Where the injury has been accepted but there is a dispute as to the body parts injured, an Expedited Hearing may be used to determine whether or not an applicant is entitled to medical treatment or temporary disability for the disputed body parts. In such an instance, the Workers’ Compensation Judge (WCJ) may hear the issue on the date of the hearing. As an alternative, the WCJ, in consultation with the Presiding Judge, may close discovery and receive a Pre-Trial Conference Statement and set those issues for Trial. (Title 8 CCR §10552(c)). However, without an accepted injury, there can be no Expedited Hearing..

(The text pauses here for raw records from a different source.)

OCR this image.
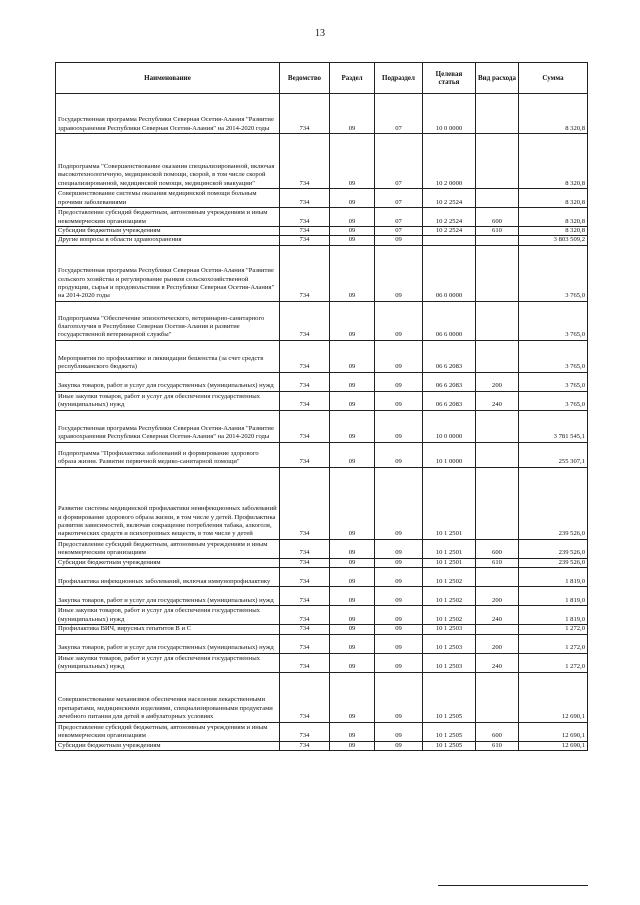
13
Наименование	Ведомство	Раздел	Подраздел	Целевая статья	Вид расхода	Сумма
Государственная программа Республики Северная Осетия-Алания "Развитие здравоохранения Республики Северная Осетия-Алания" на 2014-2020 годы	734	09	07	10 0 0000		8 320,8
Подпрограмма "Совершенствование оказания специализированной, включая высокотехнологичную, медицинской помощи, скорой, в том числе скорой специализированной, медицинской помощи, медицинской эвакуации"	734	09	07	10 2 0000		8 320,8
Совершенствование системы оказания медицинской помощи больным прочими заболеваниями	734	09	07	10 2 2524		8 320,8
Предоставление субсидий бюджетным, автономным учреждениям и иным некоммерческим организациям	734	09	07	10 2 2524	600	8 320,8
Субсидии бюджетным учреждениям	734	09	07	10 2 2524	610	8 320,8
Другие вопросы в области здравоохранения	734	09	09			3 803 509,2
Государственная программа Республики Северная Осетия-Алания "Развитие сельского хозяйства и регулирование рынков сельскохозяйственной продукции, сырья и продовольствия в Республике Северная Осетия-Алания" на 2014-2020 годы	734	09	09	06 0 0000		3 765,0
Подпрограмма "Обеспечение эпизоотического, ветеринарно-санитарного благополучия в Республике Северная Осетия-Алания и развитие государственной ветеринарной службы"	734	09	09	06 6 0000		3 765,0
Мероприятия по профилактике и ликвидации бешенства (за счет средств республиканского бюджета)	734	09	09	06 6 2083		3 765,0
Закупка товаров, работ и услуг для государственных (муниципальных) нужд	734	09	09	06 6 2083	200	3 765,0
Иные закупки товаров, работ и услуг для обеспечения государственных (муниципальных) нужд	734	09	09	06 6 2083	240	3 765,0
Государственная программа Республики Северная Осетия-Алания "Развитие здравоохранения Республики Северная Осетия-Алания" на 2014-2020 годы	734	09	09	10 0 0000		3 781 545,1
Подпрограмма "Профилактика заболеваний и формирование здорового образа жизни. Развитие первичной медико-санитарной помощи"	734	09	09	10 1 0000		255 307,1
Развитие системы медицинской профилактики неинфекционных заболеваний и формирование здорового образа жизни, в том числе у детей. Профилактика развития зависимостей, включая сокращение потребления табака, алкоголя, наркотических средств и психотропных веществ, в том числе у детей	734	09	09	10 1 2501		239 526,0
Предоставление субсидий бюджетным, автономным учреждениям и иным некоммерческим организациям	734	09	09	10 1 2501	600	239 526,0
Субсидии бюджетным учреждениям	734	09	09	10 1 2501	610	239 526,0
Профилактика инфекционных заболеваний, включая иммунопрофилактику	734	09	09	10 1 2502		1 819,0
Закупка товаров, работ и услуг для государственных (муниципальных) нужд	734	09	09	10 1 2502	200	1 819,0
Иные закупки товаров, работ и услуг для обеспечения государственных (муниципальных) нужд	734	09	09	10 1 2502	240	1 819,0
Профилактика ВИЧ, вирусных гепатитов В и С	734	09	09	10 1 2503		1 272,0
Закупка товаров, работ и услуг для государственных (муниципальных) нужд	734	09	09	10 1 2503	200	1 272,0
Иные закупки товаров, работ и услуг для обеспечения государственных (муниципальных) нужд	734	09	09	10 1 2503	240	1 272,0
Совершенствование механизмов обеспечения населения лекарственными препаратами, медицинскими изделиями, специализированными продуктами лечебного питания для детей в амбулаторных условиях	734	09	09	10 1 2505		12 690,1
Предоставление субсидий бюджетным, автономным учреждениям и иным некоммерческим организациям	734	09	09	10 1 2505	600	12 690,1
Субсидии бюджетным учреждениям	734	09	09	10 1 2505	610	12 690,1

Another limited type of hearing is the Priority Conference, which may be set on issues of employment, and injury AOE/COE. (CA Lab Code § 5502(c)). A priority conference may only be set where the applicant is represented by an attorney or was employed by an illegally uninsured employer. Thus, there can be no Priority Conference where the applicant is pro-per and worked for an insured employer.
Often overlooked, but important to note, is that once a Priority Conference is set, the case should not come off calendar until the dispute is resolved. If the dispute over employment or injury AOE/COE is not resolved at the Priority Conference then the case should either be set for a trial on that issue, or rescheduled to a Status Conference after the parties have outlined what further discovery is required. (CA Lab Code § 5502(c), Title 8 CCR §10555(b) & (C)) Thus, rather than going off-calendar after a Priority Conference where the issue is not resolved, the case should be set for a further Status Conference, and then again for a Status Conference or trial. The case thus remains on-calendar until the dispute is resolved by agreement, or trial. Parties should therefore be careful in setting a Priority Conference where extensive discovery on the issue of injury AOE/COE or employment is required. It is the goal of the Board to set the issue for Trial as expeditiously as possible. This has been considered to be within a six month period. (Milbauer v Boostan; UEF (2003) 68 Cal. Comp. Cases 1834, 1843)
Although a Priority Conference may not have a provision for going off calendar while the dispute remains, it is the common practice of many Judges to take the matter off calendar where discovery is ongoing. No doubt, this is a concession to the realities of over-burdened calendars and caseloads. Nonetheless, any party filing for a Priority Conference should be prepared to have no other issue heard which may arise until the AOE/COE or employment dispute is resolved.
A Status Conference or Mandatory Settlement Conference may be set on any of the issues which would otherwise be involved in an Expedited Hearing or Priority Conference, as well as on all other issues. Filing a Declaration of Readiness to Proceed (DOR) to a Mandatory Settlement Conference carries its own requirements. These include that all discovery on the issues indicated in the DOR be completed, and that a genuine and good faith effort to resolve the disputed issues has been made prior to filing the DOR. (Title 8 CCR §10414(d)).
Regardless of deficiencies in preparation of a DOR, or in the failure of parties to submit objections, the caseload of the various District Offices will have an inevitable influence on the proceedings. A deficient DOR will be set for a hearing, and many times a matter may be taken off calendar even where there was no objection, if the opposing party shows good cause at the MSC. Nevertheless, these realities should not deter parties from selecting the proper proceeding for their dispute, and selecting a Priority Conference or Expedited Hearing where appropriate.